Preferably, in step S1, the text encoding of the SMILES sequence of the drug means: decomposing the SMILES sequence of the medicine into a single atom symbol and small molecule sequence according to chemical prior knowledge, wherein the atom symbol and the small molecule sequence are expressed in a word vector form;

positionally encoding the SMILES sequence of a drug means: encoding the position information of the drug by utilizing a dictionary lookup matrix;

encoding text T _i And a position code P _i Adding to obtain medicine information code E _i ：

E _i ＝T _i +P _i

Preferably, said text encoding the SMILES sequence of the drug comprises:

decomposing the SMILES sequence of the drug into a single atomic symbol and a small molecule sequence according to chemical prior knowledge; regarding a single atom symbol and a small molecule sequence as a character string word, constructing a word set D containing character strings with different particle sizes, then using a Torchtext tool library to count and label a corpus containing SMILES sequences of all drugs, and expressing the SMILES sequences as a sequence string S ═ { S ═ S ₁ ，...，S _L And are represented by a one-hot vector, where S _i Represents a word in the vocabulary set D; the text code for each drug is expressed as:

wherein, W _T Representing a matrix of word vectors that can be trained,

a one-hot vector representing the ith character string of the sequence string S;

the position coding of the SMILES sequence of the drug comprises:

wherein, W _P A matrix of weights is represented by a matrix of weights,

a one-hot vector representing the ith position of the sequence string S.
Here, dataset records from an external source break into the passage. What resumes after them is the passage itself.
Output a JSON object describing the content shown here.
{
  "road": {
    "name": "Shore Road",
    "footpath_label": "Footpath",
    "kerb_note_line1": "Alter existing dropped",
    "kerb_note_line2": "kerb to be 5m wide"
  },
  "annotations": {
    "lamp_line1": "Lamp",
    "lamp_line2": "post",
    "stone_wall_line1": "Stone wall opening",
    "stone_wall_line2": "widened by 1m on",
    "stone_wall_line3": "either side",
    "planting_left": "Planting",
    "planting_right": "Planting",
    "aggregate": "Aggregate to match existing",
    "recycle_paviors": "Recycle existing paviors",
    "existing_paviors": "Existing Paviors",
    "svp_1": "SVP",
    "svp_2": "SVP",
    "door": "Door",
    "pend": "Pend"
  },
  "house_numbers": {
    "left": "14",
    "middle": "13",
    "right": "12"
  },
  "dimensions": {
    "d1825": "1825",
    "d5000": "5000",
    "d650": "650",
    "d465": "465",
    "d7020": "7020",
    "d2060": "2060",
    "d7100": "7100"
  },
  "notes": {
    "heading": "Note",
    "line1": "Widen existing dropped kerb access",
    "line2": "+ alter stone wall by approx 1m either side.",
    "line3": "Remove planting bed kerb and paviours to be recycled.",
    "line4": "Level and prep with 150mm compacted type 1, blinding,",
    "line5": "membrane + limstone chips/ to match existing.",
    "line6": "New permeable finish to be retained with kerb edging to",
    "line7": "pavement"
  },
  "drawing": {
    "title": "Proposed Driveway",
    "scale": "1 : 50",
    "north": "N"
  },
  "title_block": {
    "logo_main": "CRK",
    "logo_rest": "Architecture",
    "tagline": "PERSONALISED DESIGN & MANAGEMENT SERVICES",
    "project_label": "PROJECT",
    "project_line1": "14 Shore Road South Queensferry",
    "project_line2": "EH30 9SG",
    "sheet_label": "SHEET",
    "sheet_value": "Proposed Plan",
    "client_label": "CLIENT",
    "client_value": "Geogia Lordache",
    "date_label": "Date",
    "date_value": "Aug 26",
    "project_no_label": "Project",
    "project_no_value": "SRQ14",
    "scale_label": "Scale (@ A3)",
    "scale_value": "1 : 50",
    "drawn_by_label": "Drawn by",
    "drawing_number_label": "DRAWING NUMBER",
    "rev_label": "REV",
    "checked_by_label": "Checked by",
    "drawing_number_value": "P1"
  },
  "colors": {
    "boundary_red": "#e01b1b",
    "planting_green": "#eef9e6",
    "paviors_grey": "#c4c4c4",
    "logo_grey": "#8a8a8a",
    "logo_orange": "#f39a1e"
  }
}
Preferably, the drug information code E _i The multi-head self-attention layer through a transform encoder is mapped into a Query matrix, a Key matrix and a Value matrix through linear transformation, and Q, K and V are used for respectively expressing that:

wherein, W _q ，W _k ，W _v Representing a learnable weight matrix; obtaining the subsequences S by using an attention calculation formula _i Output of attention relationship between:

wherein d is _k Code for indicating drug information E _i Dimension (d); the output of the multi-headed self-attention layer is then connected into a fully-connected feedforward neural network:

wherein F represents the output of the feedforward neural network; w ₁ 、W ₂ Respectively representing learnable weight matrixes; beta is a ₁ 、β ₂ Respectively represent the bias; finally, the output F is input into a multilayer perceptron to obtain the medicine characteristic D _F ：

Wherein σ ₁ 、σ ₂ 、σ ₃ Respectively representing nonlinear activation functions;

respectively representing learnable weight matrixes;

respectively, the offsets.

Gene expression data G _o Inputting into a multilayer perceptron to obtain gene characteristics G _F (ii) a Characterization of the drug by D _F And gene signature G _F Drug-gene signature pair X formed by splicing and integration _DG ＝[D _F |G _F ]. Raw gene expression data was imported from a data set called Cancer Cell Line Encyclopedia (CCLE).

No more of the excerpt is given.